6. Voler n’importe où ?

Je sais, c’est tentant de dégainer son drone un peu partout tellement ils sont transportables, mais chaque pays a son lot de lois qu’il s’agit de respecter, dans la mesure du possible. Par ailleurs de nombreux gouvernements parlent d’établir de nouvelles lois pour réglementer l’utilisation des drones, donc pour peu qu’il y ait encore ici et là quelques zones d’ombres, elles ne tarderont pas à être comblées.
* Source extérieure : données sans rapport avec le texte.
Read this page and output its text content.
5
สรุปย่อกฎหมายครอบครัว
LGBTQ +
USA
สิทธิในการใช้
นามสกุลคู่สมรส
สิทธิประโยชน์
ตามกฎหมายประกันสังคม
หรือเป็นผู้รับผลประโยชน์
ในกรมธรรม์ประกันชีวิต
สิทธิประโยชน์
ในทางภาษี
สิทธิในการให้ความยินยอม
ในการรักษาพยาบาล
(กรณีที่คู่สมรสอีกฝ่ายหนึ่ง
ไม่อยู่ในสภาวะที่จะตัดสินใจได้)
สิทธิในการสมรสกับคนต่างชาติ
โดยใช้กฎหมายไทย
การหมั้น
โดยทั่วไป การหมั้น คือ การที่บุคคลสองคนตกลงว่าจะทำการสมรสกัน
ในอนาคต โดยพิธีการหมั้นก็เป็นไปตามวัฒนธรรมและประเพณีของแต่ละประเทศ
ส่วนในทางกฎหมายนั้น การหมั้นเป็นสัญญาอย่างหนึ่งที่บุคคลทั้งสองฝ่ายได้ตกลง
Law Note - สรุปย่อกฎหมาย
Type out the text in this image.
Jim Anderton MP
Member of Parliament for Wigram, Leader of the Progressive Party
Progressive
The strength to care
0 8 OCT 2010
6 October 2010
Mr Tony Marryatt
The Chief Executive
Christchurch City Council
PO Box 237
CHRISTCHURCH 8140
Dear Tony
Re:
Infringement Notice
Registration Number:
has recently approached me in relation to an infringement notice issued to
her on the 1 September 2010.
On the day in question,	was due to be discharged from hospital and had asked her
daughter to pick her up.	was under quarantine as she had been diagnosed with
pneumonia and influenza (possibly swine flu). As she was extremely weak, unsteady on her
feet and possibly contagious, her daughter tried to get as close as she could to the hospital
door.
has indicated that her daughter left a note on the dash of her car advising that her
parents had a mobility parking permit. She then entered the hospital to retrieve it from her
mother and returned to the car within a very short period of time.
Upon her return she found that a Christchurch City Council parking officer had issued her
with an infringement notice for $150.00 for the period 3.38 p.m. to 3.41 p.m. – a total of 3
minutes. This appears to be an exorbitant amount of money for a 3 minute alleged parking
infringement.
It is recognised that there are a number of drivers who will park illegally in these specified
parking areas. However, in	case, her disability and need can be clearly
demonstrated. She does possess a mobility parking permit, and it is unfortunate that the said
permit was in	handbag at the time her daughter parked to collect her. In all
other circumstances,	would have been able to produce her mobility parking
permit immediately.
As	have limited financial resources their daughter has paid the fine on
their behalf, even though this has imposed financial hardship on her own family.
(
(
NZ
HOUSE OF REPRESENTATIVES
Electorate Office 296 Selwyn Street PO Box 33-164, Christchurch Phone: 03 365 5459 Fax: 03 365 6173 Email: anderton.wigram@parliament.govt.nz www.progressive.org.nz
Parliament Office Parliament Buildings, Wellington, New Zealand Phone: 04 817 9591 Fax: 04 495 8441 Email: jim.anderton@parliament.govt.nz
La première règle universelle, c’est celle du bon sens. Ce bon sens qui nous dit :

  • Ne pas voler au-dessus d’une foule ou d’un groupe de personnes, sauf si ce groupe est explicitement mis au courant du fait d’être survolé. Ceci touche tant au respect de la vie privée qu’à la protection physique des personnes, une machine de 5 kilos qui vous tombe dessus de 150m de haut, ça ne fait pas du bien.
  • Ne pas voler aux abords de routes, d’autoroutes ou de voies de chemin de fer
  • Ne pas voler au-dessus de terrains sans demander l’autorisation de leur propriétaire. Un drone n’est pas fait pour mater la fille du voisin sous la douche, du moins pas sans conséquences. Un fermier peut ne pas apprécier vos acrobaties au-dessus de son troupeau de vaches, c’est son droit.
  • Ne pas voler près de pylônes GSM ou de télécoms (risques d’interférences et de perte de contrôle de l’appareil)
  • Lors de vol en immersion, avoir un “spotter” avec soi, ie quelqu’un qui pourra suivre votre appareil des yeux et vous donner des indications quant à sa localisation (“attention arbre à droite à 3 mètres, etc”).
  • Avoir une checklist que l’on parcourra avant chaque vol pour être sûr de ne rien oublier, comme par exemple : les batteries sont elles bien chargés ? Les props (hélices) sont elles dans le bon sens et bien serrées ? Quelle commande ai-je assigné à quel bouton sur ma télécommande ? etc, etc.
  • Ne pas voler en ville ou milieu urbain sans autorisation des autorités compétentes
  • Ne pas voler à moins de 3km d’un aéroport

Dès lors qu’une caméra se trouve sur un appareil volant, on veillera à respecter les lois en matière de protection de la vie privée en vigueur dans son pays. De même, on se renseignera également sur les lois en vigueur régissant l’utilisation d’appareils radio-commandés. L’idéal reste toujours l’inscription dans un club d’aéromodélisme qui pourra au mieux guider l’amateur au travers des différentes démarches administratives nécessaires au développement de son activité.

Au final

J’espère avoir pu vous donner quelques indications pour vous aider à démarrer dans ce merveilleux hobby. Il y aurait tellement plus à dire, mais ce n’est pas l’objet de ce blog. Je pense toutefois que si vous vous décidez à suivre mes conseils vous serez sur la bonne voie.